How long ago was this piece of land used by the early settlers?  Were these woods once used for crops or grazing?  Which side of this old stone fence was pasture, or which side plowed?  Can we identify the species of this old dead knot? What kind of stump is here, and which species of tree stump rots away leaving intact bark rings?  All these questions, and more, are answered in this fascinating new book by Tom Wessels of Antioch University in New England.  Richly illustrated with beautiful color photos, this little pearl of a book can transform a walk in the woods into an exciting dectective story!

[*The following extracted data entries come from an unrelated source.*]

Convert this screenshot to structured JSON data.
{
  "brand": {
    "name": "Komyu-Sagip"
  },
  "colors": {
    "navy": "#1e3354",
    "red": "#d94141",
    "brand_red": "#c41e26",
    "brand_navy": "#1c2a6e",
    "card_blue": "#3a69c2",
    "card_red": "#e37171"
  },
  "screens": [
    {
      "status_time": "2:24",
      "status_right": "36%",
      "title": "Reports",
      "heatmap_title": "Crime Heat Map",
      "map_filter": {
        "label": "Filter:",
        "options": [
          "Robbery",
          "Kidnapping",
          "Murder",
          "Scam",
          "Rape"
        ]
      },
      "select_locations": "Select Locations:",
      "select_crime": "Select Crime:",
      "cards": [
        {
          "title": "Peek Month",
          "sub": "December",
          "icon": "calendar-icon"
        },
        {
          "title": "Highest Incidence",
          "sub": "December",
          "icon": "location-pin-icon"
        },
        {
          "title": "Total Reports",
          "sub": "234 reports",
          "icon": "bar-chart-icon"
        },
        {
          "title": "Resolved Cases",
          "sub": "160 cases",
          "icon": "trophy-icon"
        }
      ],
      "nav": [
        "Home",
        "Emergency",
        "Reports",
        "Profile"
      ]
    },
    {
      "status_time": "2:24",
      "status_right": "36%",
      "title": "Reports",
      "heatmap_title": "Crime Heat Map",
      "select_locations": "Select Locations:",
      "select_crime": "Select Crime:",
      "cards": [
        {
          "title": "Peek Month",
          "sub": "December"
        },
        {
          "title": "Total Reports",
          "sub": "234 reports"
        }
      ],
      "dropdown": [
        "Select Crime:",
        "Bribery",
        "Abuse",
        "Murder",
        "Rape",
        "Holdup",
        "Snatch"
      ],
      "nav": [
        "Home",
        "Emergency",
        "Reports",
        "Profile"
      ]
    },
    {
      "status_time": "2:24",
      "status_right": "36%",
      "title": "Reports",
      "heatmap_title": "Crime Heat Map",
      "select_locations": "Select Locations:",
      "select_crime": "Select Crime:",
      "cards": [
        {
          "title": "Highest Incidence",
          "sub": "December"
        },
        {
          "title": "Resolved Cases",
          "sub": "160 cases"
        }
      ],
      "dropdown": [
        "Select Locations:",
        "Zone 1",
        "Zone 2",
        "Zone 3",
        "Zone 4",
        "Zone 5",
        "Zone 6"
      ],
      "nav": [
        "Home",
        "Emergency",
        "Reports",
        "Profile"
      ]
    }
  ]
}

Birdology by Sy Montgomery

For an imaginative and entertaining group of stories about such diverse birds as chickens and crows to the potentially lethal cassowary, try Birdology, an adventure book just published by Sy Montgomery, nature lover and children’s author.  As the jacket claims, each chapter describes a “different and utterly surprising aspect of what makes a bird a bird” with amusing and enlightening detail.  One reviewer at Amazon noted "Montgomery manages again to do what shes does so well; to blend extensive information about animals with enormous empathy for them, with unusual insights into their lives derived from her personal experiences with diverse creatures. Birdology looks at the lives and abilities and evolution of birds from this unique perspective, using several particular species as exemplars." A good vacation read or gift for someone as young as fourteen.


The Armchair Birder:  by John Yow

My first choice for an entertaining read for adults is John Yow’s new book on common birds.  “I can’t claim to have driven 300 miles in the middle of the night to see the avocets at dawn on Delaware Bay” John states in his introduction—but what he has achieved is a well-researched and deeply rewarding narrative on some of our most well-known birds—starting with the Carolina Wren and Eastern Phoebe and working up to philosophical discussions of Scarlet Tanagers and even Brown-Headed Cowbirds!  Owls, warblers, woodpeckers all get their chance on center stage with this remarkably observant and introspective naturalist.